Kanzlerin ist für Friedensnobelpreis nominiert
Der Sozialdemokrat hatte sich für die Versöhnung mit dem Osten eingesetzt. Heute gilt seine Ostpolitik als Meilenstein auf dem Weg zur Wiedervereinigung. Damals war sie äußerst umstritten. Sein Kniefall vor den Nazi-Opfern in Warschau brachte Brandt auch heftige Kritik ein. Sogar als Volksverräter wurde er beschimpft. Bis heute ist der SPD-Politiker der letzte Deutsche, der mit dem Friedensnobelpreis geehrt wurde. Das könnte sich am Freitag ändern.
Wenn es um die Kandidaten für die diesjährige Auszeichnung geht, fällt immer wieder der Name Angela Merkel. Fakt ist: Die Kanzlerin ist nominiert. Das allein heißt allerdings wenig. Denn erstens wurde sie von ihren eigenen Parteifreunden vorgeschlagen und zweitens stehen auf der Liste noch 275 andere Namen. Für Kristian Berg Harpviken gehört Merkel trotzdem zu den Favoriten. Er ist Chef des Osloer Friedensforschungsinstituts Prio und sagt, die Bundeskanzlerin habe in der Flüchtlingskrise „moralische Führungsstärke“ gezeigt. „In einer Situation, die für uns alle in Europa peinlich war, wo jeder die Schuld auf den anderen geschoben hat und niemand die wirklichen Probleme angehen wollte, hat sie genau das gemacht“, findet Harpviken.
Nobelpreis für Merkel zu früh?
Merkels Kritiker sehen das bekanntlich anders. Ihr Kurs in der Flüchtlingsfrage spaltet das Land. Damit gäbe es zumindest eine Parallele zu Willy Brandt. Gegen die Kanzlerin spricht allerdings, dass die Probleme in der Asylpolitik längst nicht gelöst sind und heute nicht abzusehen ist, ob sie ihre offene Haltung gegenüber Flüchtlingen auf Dauer halten kann.
Das erinnert ein bisschen an die Auszeichnung für US-Präsident Barack Obama. Er bekam den Friedensnobelpreis 2009, obwohl er gerade erst ein paar Monate im Amt war – und noch nichts erreicht hatte. Kaum eine Entscheidung wurde so kontrovers diskutiert wie diese.

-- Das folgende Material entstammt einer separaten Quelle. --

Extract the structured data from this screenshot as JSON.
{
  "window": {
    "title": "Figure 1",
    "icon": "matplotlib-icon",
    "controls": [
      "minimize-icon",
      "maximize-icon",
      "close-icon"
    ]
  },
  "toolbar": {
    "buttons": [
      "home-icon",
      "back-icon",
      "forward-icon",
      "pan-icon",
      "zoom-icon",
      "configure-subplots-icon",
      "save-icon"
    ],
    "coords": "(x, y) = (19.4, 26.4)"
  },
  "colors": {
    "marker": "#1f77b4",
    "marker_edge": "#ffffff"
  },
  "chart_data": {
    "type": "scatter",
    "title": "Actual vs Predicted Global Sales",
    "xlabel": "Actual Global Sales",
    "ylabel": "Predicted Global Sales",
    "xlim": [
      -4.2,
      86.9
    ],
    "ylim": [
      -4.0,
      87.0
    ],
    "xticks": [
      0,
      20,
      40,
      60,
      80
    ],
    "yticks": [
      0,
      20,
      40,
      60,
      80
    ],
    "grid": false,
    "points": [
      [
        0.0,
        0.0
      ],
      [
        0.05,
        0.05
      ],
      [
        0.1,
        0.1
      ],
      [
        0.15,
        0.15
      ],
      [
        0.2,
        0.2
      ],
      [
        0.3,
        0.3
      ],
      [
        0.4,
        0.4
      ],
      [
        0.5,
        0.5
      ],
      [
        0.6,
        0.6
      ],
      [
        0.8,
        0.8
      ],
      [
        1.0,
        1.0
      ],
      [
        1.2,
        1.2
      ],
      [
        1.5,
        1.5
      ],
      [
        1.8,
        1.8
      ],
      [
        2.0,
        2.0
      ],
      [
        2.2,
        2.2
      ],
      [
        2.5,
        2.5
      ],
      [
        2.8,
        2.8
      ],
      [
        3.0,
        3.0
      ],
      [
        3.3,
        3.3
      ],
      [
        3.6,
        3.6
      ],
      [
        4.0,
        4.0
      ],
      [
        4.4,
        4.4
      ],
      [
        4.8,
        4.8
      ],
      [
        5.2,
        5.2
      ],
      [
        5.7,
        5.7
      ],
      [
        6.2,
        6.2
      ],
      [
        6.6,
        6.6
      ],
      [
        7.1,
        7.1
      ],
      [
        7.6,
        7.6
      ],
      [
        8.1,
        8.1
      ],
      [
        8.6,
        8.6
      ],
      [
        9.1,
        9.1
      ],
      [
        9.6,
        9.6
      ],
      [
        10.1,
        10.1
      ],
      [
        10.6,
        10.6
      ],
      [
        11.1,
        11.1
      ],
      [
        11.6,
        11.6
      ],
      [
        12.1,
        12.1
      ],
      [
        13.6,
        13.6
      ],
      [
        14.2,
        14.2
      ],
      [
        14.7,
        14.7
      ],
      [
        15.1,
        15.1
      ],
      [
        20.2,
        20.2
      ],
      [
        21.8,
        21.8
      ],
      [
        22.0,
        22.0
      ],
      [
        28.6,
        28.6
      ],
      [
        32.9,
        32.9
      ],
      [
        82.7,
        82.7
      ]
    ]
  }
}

Wettbüros setzten auf Papst und katholischen Flüchtlingshelfer
Wäre der Nobelpreis auch für Merkel verfrüht? Harpviken lässt das nicht gelten: „Auch wenn man in der Politik an einem Tag als Held und am anderen als absoluter Verlierer dastehen kann: Es ist schwer vorstellbar, dass Merkel nicht als eine deutsche Regierungschefin mit moralischer Integrität und Tatkraft in die Geschichtsbücher eingeht“, sagt der Friedensforscher. Er versucht sich regelmäßig als Orakel, doch bislang gingen seine Prognosen noch nie in Erfüllung. Vielleicht ist die schlechte Trefferquote ja ein gutes Zeichen für einen anderen Deutschen: Helmut Kohl steht Jahr für Jahr auf der Liste.
Die Wettbüros setzen allerdings weder auf den Kanzler der Einheit, noch auf „Kohls Mädchen“. Dort stehen der katholische Flüchtlingshelfer Mussie Zerai aus Eritrea, die kremlkritische Zeitung Nowaja Gaseta und der Papst hoch im Kurs.